Le ministre Alger des Affaires étrangères Ahmed Attaf s’exprimait lundi à l’ouverture de la 166e session du Conseil de la Ligue arabe au niveau ministériel. Il a présenté la sécurité nationale arabe comme un ensemble indivisible exigeant davantage de coordination entre les États. Mais sans mécanismes contraignants.

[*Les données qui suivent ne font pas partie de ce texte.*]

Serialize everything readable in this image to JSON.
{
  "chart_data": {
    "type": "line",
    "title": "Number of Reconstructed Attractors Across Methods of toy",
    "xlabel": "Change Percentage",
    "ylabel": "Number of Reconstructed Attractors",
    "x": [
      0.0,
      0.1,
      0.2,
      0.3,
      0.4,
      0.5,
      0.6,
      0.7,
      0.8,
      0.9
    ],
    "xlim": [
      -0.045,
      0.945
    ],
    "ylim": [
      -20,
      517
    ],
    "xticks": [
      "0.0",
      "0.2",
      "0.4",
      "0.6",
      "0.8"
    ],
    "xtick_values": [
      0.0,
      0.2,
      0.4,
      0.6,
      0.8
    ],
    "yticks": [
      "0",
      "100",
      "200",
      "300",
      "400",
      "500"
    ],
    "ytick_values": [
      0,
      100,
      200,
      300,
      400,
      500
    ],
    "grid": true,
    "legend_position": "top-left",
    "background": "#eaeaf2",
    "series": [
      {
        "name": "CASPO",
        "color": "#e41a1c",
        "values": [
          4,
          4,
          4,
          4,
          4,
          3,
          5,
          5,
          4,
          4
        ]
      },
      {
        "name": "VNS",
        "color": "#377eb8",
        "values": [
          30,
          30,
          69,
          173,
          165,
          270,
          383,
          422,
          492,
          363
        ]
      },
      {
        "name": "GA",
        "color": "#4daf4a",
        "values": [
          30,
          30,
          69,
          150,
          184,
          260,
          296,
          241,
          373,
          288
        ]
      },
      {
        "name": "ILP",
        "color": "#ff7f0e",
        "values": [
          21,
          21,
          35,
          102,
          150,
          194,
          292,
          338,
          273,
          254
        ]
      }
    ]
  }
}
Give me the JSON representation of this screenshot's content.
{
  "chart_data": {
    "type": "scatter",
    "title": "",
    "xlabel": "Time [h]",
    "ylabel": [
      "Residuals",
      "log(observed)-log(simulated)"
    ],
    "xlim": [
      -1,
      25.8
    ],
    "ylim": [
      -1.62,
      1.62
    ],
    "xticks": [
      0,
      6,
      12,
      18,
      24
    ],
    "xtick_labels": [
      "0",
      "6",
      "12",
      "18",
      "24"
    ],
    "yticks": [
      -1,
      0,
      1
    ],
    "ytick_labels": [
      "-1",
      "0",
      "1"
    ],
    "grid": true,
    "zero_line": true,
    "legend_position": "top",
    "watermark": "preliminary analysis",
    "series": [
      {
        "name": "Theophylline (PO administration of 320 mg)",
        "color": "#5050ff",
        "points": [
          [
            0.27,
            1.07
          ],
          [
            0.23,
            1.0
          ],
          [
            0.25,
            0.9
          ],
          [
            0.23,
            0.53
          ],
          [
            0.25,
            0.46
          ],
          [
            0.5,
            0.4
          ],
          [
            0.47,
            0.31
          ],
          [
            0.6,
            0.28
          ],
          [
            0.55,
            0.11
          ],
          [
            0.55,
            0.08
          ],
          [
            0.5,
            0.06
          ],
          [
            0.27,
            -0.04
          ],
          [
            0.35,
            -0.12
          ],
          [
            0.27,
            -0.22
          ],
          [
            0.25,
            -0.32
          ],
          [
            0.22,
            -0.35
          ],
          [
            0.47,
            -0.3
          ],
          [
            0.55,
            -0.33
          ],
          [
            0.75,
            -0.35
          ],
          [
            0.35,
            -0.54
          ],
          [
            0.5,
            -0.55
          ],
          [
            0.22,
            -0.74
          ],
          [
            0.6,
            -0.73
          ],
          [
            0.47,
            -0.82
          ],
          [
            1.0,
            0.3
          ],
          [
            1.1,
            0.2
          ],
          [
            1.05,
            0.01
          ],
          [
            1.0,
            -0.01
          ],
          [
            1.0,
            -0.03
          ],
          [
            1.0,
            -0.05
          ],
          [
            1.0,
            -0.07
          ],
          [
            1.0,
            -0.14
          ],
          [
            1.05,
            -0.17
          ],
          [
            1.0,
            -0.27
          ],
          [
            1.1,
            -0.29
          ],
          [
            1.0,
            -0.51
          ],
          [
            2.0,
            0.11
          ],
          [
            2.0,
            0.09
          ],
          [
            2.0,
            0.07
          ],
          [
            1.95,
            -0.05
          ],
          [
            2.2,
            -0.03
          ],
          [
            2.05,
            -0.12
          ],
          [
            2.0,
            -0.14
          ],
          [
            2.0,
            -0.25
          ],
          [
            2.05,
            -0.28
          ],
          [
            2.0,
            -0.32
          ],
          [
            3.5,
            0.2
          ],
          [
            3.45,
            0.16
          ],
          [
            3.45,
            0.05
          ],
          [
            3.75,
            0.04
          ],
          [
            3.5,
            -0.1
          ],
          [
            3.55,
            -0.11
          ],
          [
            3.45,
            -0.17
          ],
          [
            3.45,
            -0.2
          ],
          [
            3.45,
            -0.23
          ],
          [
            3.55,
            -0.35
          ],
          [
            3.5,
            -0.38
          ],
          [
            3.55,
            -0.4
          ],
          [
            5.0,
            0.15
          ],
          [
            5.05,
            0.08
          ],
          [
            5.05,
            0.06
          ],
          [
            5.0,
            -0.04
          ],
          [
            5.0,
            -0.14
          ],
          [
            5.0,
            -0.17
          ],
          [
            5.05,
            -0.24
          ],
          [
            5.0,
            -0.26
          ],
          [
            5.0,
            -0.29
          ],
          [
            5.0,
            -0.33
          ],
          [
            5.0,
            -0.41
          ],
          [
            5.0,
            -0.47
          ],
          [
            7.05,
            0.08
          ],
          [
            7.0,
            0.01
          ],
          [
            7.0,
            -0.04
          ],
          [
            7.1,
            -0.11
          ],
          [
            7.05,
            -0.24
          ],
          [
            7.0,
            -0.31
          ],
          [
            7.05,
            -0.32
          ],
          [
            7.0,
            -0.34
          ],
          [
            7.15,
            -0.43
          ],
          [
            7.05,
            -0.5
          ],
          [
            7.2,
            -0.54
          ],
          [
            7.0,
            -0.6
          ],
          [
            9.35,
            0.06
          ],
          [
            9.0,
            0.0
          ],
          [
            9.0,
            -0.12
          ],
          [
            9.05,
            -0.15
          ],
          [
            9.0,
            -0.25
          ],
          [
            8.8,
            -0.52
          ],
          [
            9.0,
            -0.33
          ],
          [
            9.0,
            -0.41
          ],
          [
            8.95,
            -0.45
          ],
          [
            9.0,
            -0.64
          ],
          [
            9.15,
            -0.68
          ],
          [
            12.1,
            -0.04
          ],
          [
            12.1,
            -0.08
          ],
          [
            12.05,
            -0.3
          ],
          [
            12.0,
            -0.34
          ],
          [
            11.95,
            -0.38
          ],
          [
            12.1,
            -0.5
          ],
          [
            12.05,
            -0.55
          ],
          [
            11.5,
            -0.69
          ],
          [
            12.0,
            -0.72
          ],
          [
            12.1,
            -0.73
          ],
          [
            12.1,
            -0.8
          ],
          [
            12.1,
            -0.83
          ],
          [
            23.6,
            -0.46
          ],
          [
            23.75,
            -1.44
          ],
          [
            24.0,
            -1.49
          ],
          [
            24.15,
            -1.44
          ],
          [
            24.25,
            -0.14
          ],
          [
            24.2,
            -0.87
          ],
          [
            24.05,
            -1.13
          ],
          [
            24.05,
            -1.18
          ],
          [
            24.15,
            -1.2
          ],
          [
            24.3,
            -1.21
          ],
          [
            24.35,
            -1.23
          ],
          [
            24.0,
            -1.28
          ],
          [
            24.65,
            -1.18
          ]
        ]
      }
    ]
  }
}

Alger défend des solutions nationales aux crises régionales et rejette les interventions extérieures susceptibles d’en prolonger la durée. Cette position s’applique notamment aux conflits et transitions qui continuent de diviser plusieurs membres de l’organisation.
Attaf a également participé aux travaux du comité chargé de coordonner l’action internationale contre les politiques israéliennes à Jérusalem-Est occupée. La diplomatie algérienne maintient ainsi la Palestine au centre de son action dans les enceintes arabes.
La constance revendiquée ne suffit cependant pas à résoudre les divergences entre gouvernements arabes sur leurs alliances, leurs priorités sécuritaires et les moyens de pression à employer. Aucun mécanisme contraignant, mandat de négociation ou dispositif de suivi supplémentaire n’a été annoncé.